In der folgenden Stunde sprechen wir über meine erhöhte Sensitivität bei körperlichen Missempfindungen. Sie sind Teil meines Krankheitsbildes und beschreiben die Somatisierungsstörung, unter der ich leide.
Es ist ein beschriebenes Krankheitsbild, bei dem Betroffene (Frauen erkranken übrigens doppelt so häufig wie Männer) Symptome empfinden, die keiner körperlichen Krankheit zugeordnet werden können.
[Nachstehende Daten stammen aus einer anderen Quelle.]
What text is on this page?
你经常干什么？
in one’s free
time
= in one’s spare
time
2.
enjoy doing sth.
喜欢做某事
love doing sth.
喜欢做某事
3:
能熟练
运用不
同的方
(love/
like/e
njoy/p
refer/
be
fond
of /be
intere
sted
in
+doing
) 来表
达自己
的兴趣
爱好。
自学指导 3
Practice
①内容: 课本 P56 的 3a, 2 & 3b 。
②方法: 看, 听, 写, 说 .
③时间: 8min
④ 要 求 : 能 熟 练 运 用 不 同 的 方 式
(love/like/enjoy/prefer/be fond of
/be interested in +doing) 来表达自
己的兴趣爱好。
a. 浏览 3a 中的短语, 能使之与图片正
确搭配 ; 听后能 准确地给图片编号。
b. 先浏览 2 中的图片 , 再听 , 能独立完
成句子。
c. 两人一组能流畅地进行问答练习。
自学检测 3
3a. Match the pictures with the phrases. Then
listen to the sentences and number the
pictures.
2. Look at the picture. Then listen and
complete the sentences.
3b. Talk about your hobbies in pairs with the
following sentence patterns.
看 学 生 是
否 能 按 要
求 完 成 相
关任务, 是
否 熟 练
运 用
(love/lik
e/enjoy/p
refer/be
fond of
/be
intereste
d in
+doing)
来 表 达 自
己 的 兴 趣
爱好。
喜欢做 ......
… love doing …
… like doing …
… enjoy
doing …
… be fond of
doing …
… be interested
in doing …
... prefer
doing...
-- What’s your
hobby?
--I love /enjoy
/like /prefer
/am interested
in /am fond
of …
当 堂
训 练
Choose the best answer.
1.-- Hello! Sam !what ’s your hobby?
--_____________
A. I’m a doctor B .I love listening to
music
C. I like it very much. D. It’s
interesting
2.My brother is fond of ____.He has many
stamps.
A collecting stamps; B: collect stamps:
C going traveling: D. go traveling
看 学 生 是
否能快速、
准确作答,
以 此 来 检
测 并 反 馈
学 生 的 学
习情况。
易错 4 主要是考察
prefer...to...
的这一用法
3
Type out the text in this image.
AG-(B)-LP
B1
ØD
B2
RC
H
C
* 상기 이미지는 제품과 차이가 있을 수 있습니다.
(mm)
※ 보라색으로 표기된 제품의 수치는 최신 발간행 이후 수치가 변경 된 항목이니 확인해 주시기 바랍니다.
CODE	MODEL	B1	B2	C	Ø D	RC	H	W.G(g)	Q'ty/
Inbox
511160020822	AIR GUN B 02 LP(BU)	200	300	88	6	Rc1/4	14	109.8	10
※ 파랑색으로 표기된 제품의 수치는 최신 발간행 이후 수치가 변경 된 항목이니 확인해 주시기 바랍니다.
Die Symptome treten regelmäßig oder random auf, springen zwischen den verschiedenen Körpersystemen (z.B. Magen/Darm und Herz/Kreislauf) mitunter hin und her und sind für Betroffene wahnsinnig verunsichernd.
Nicht selten werden (vor allem Frauen) von den behandelnden Ärzt:innen nicht ernst genommen und als Hypochonder oder die Beschwerden als Stressgemengelage abgetan.
Die Symptome sind jedoch real und das Leiden ist echt, nur die Ursache lässt sich manchmal eben einfach nicht finden.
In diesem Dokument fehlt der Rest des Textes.